Dopo i carri fanno bella mostra di se i costumi tradizionali, indossati da uomini e donne che mentre sfilano a piedi pregano. Tutti questi abiti, dai vari colori e tutti molto diversi fra loro, sono ornati di gioielli di splendida fattura (91 le associazioni di devoti a piedi, in abbigliamento tradizionale, in rappresentanza di 23 sub regioni storiche).

La sfilata prosegue con i cavalieri (205 i cavalieri in rappresentanza di 34 località), i suonatori di launeddas (quest’anno 6), autorità e confraternite che precedono il decoratissimo cocchio che custodisce il Santo, scortato dai miliziani e seguito dalla numerosa folla dei fedeli. La processione raggiunge il suo punto cruciale in via Roma, in cui viene compiuta sa ramadura (ovvero donne e uomini in abito tradizionale che ricoprono la strada, dove passerà il santo, con petali di rosa).  I Comuni coinvolti, considerati i gruppi a piedi, i cavalieri, le tracas, i miliziani, gli strumentisti, i cori polifonici e gli artisti, sono stati in totale 118.

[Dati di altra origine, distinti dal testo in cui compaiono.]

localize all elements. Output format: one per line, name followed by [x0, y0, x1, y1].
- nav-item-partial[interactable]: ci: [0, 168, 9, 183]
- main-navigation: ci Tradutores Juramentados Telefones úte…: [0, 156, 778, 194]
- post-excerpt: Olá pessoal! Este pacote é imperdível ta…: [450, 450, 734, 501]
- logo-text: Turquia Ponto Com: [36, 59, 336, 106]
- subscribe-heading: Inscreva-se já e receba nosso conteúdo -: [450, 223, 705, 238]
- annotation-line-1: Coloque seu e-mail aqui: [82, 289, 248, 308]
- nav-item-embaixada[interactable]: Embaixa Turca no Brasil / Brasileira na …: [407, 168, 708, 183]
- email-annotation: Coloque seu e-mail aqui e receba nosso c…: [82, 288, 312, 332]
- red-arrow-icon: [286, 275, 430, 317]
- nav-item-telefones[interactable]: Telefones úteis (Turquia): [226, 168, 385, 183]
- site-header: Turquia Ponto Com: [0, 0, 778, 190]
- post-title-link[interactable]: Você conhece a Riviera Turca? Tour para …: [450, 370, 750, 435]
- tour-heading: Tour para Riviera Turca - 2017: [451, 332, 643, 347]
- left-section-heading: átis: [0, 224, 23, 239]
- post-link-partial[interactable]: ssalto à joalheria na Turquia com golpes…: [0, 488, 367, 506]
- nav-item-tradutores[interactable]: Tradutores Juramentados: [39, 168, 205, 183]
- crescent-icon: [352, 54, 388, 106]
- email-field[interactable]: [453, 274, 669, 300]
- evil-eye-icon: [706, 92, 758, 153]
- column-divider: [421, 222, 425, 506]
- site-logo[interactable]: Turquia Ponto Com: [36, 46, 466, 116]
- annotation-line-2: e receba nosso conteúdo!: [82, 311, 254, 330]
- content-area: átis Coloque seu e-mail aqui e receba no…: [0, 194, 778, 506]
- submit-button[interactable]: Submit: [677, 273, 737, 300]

Il tragitto si snoda dal luogo di prigionia sino a quello del martirio, la spiaggia di Nora, dove si erge la chiesetta romanica intitolata al santo. Tante le tappe intermedie: il primo giorno alle chiese di Giorgino e di su Loi (Capoterra), poi a Villa d’Orri. Il secondo giorno, dopo la notte trascorsa a Sarroch, tappa a Villa San Pietro e arrivo a Pula. Il rientro, il 4 maggio a Cagliari. Al ritorno a Stampace, vicoli e stradine si riempiono di migliaia di fedeli, turisti e semplici curiosi che al termine delle celebrazioni si lasciano andare un grido comune: a atrus annus!

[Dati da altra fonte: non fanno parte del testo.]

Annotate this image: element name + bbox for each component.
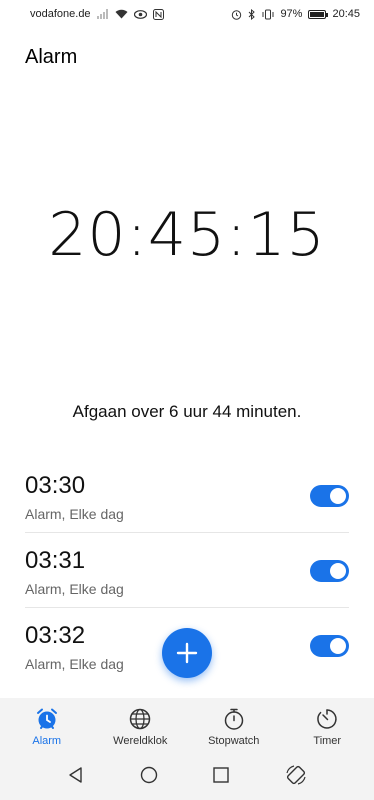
page-title: Alarm: [25, 46, 78, 68]
alarm-subtitle: Alarm, Elke dag: [25, 656, 124, 672]
tab-timer[interactable]: Timer: [281, 698, 374, 754]
status-right: 97% 20:45: [231, 8, 360, 20]
alarm-time: 03:32: [25, 622, 86, 649]
tab-wereldklok[interactable]: Wereldklok: [94, 698, 188, 754]
vibrate-icon: [262, 9, 274, 20]
next-alarm-text: Afgaan over 6 uur 44 minuten.: [72, 402, 302, 421]
alarm-item[interactable]: 03:31 Alarm, Elke dag: [25, 533, 349, 608]
tab-label: Stopwatch: [208, 735, 260, 747]
nfc-icon: [152, 8, 164, 20]
alarm-status-icon: [231, 9, 242, 20]
alarm-clock-icon: [36, 708, 57, 729]
home-circle-icon: [140, 766, 157, 783]
globe-icon: [130, 708, 151, 730]
home-button[interactable]: [140, 766, 158, 789]
recents-square-icon: [213, 766, 229, 783]
toggle-knob: [330, 488, 346, 504]
signal-icon: [96, 9, 109, 19]
toggle-knob: [330, 563, 346, 579]
battery-percent: 97%: [280, 8, 303, 20]
bluetooth-icon: [248, 8, 256, 20]
back-triangle-icon: [69, 766, 82, 783]
add-alarm-button[interactable]: [162, 628, 212, 678]
tab-label: Alarm: [32, 735, 62, 747]
plus-icon: [176, 642, 198, 664]
alarm-toggle[interactable]: [310, 560, 349, 582]
status-bar: vodafone.de 97% 20:45: [0, 0, 374, 28]
carrier-label: vodafone.de: [30, 8, 91, 20]
alarm-time: 03:30: [25, 472, 86, 499]
rotate-screen-button[interactable]: [285, 764, 307, 791]
alarm-toggle[interactable]: [310, 485, 349, 507]
battery-fill: [310, 11, 325, 17]
status-left: vodafone.de: [30, 8, 164, 20]
tab-label: Timer: [313, 735, 342, 747]
system-nav-bar: [0, 754, 374, 800]
timer-icon: [317, 709, 337, 729]
rotate-icon: [286, 764, 306, 785]
digital-clock: 20:45:15: [48, 200, 326, 270]
tab-alarm[interactable]: Alarm: [0, 698, 94, 754]
wifi-icon: [115, 9, 128, 19]
alarm-toggle[interactable]: [310, 635, 349, 657]
bottom-tab-bar: Alarm Wereldklok Stopwatch Timer: [0, 698, 374, 754]
alarm-subtitle: Alarm, Elke dag: [25, 581, 124, 597]
tab-label: Wereldklok: [113, 735, 168, 747]
alarm-item[interactable]: 03:30 Alarm, Elke dag: [25, 458, 349, 533]
status-time: 20:45: [332, 8, 360, 20]
toggle-knob: [330, 638, 346, 654]
stopwatch-icon: [224, 708, 243, 730]
tab-stopwatch[interactable]: Stopwatch: [187, 698, 281, 754]
alarm-subtitle: Alarm, Elke dag: [25, 506, 124, 522]
back-button[interactable]: [67, 766, 85, 789]
recents-button[interactable]: [212, 766, 230, 789]
battery-icon: [308, 9, 329, 19]
alarm-time: 03:31: [25, 547, 86, 574]
eye-icon: [133, 9, 147, 19]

Molto importanti, nella complessità della manifestazione, sono i due buoi, di razza sardo-modicana, dai nomi complicatissimi anche se pieni di riferimento, “Mancai ci provisi” e “Non ci arrennexisi“, hanno assolto la loro funzione di trascinatori del carro con a bordo la statua del Santo. I buoi avevano, ed hanno, sette anni, lucidissimi, sono stati guidati da un membro della famiglia Cabras, che assolve da anni questo compito e che ha anche un successore in “pectore”, che sta “studiando” già da ora come muoversi in quella festa. Gli animali avevano fatto le prove per vedere se mantenevano anche quest’anno la pacatezza necessaria alla bisogna, cosa che poi hanno confermato nella lunghissima processione, che, non va mai dimenticato, si muove con la loro velocità, calma, solenne senza pause, come è nella tradizione. Alcune vicende legate al Santo, sono davvero incomprensibili. Come la supremazia di sant’Efisio su san Potito, che sembravano avere avuto una vita quasi “gemellare”.

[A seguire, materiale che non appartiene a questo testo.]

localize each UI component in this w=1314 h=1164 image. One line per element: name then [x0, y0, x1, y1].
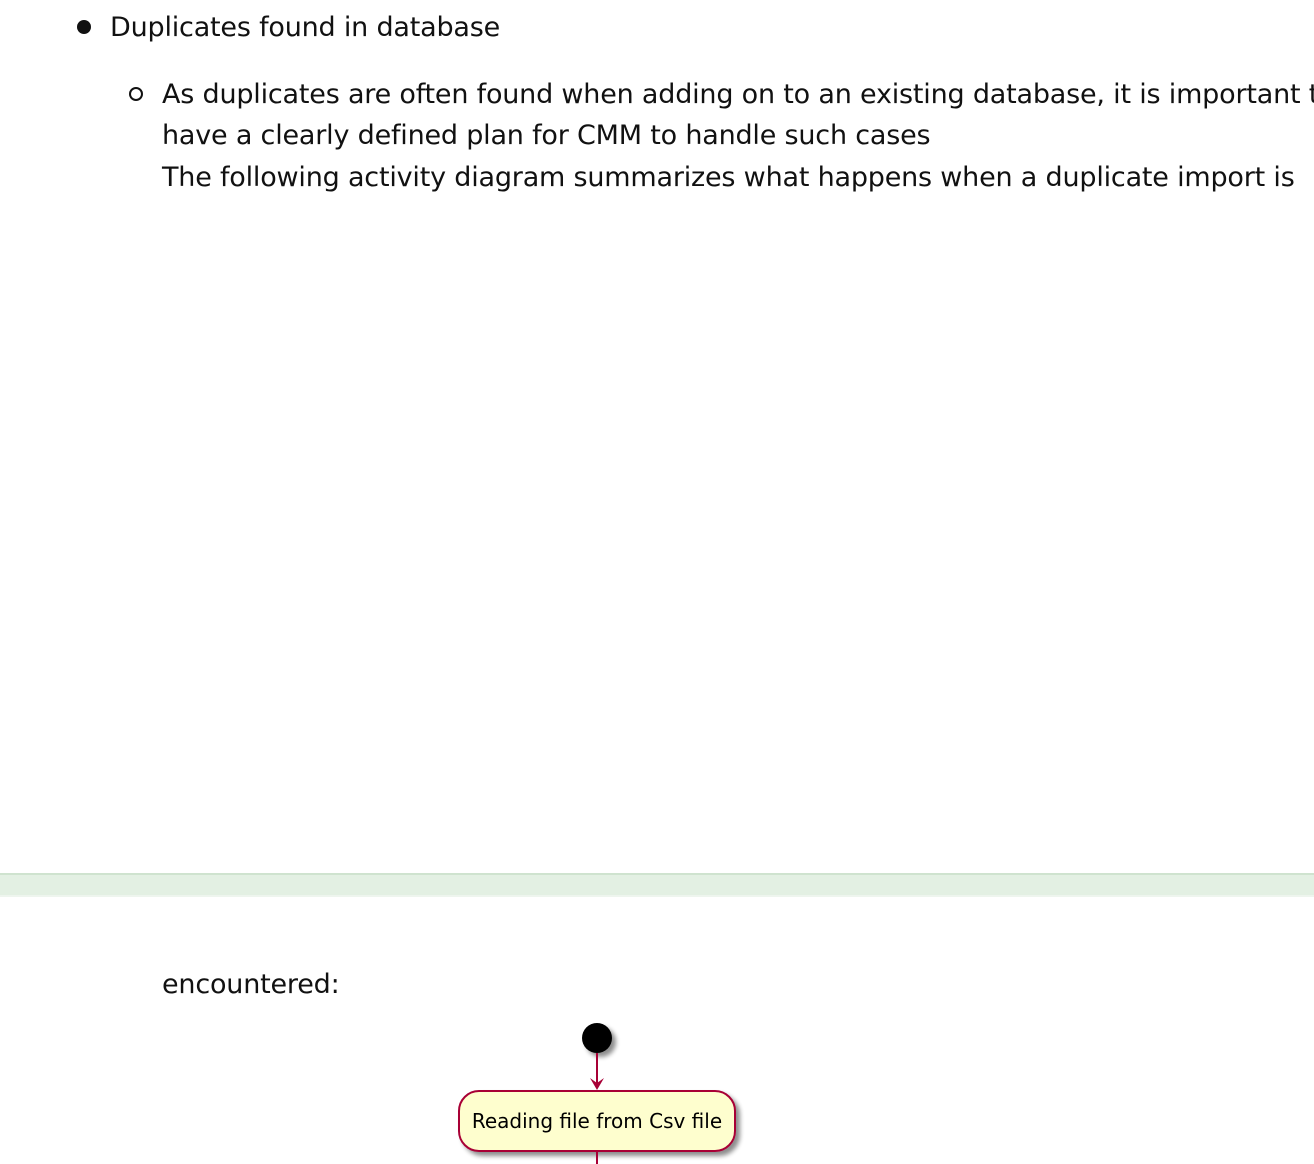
sub-item-line-3: The following activity diagram summarize… [162, 162, 1295, 193]
sub-item-line-2: have a clearly defined plan for CMM to h… [162, 120, 931, 151]
continued-text: encountered: [162, 969, 340, 1000]
page-break-separator [0, 873, 1314, 897]
sub-item-line-1: As duplicates are often found when addin… [162, 79, 1314, 110]
activity-diagram: Reading file from Csv file [458, 1023, 736, 1164]
bullet-disc-icon [77, 20, 91, 34]
bullet-item-text: Duplicates found in database [110, 12, 501, 43]
bullet-circle-icon [129, 87, 143, 101]
start-node [582, 1023, 612, 1053]
activity-label: Reading file from Csv file [472, 1109, 722, 1133]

San Potito viene anch’esso venerato a Nora, come sant’Efisio, si dice che san Potito sia stato martirizzato nel Sannio, trasportato a Cagliari dagli angeli e poi sepolto vicino a sant’Efisio. Di sicuro c’è che il suo corpo sia stato traslato a Pisa dagli invasori toscani. Come sia, anche san Potito era di origine orientale, di Sofia, la capitale odierna della Bulgaria, ma ha avuto meno appeal sulla popolazione sarda rispetto a sant’Efisio. Perché? Il culto di quest’ultimo ebbe nel 1793 una grande ripresa, in occasione della difesa vittoriosa di Cagliari sui Francesi occupanti, vittoria che venne attribuita a sant’Efisio, che influenzò, lo dice la leggenda e la fede, il tempo meteorologico così da scompaginare gli invasori. Da lì partì la convinzione che sant’Efisio fosse il santo combattente, e che difendesse i militari che si fossero messi sotto la sua tutela. Della storia dei santi Efisio e Potito esiste una allegoria, bellissima, in affresco, al Camposanto di Pisa per opera di Spinello l’Aretino.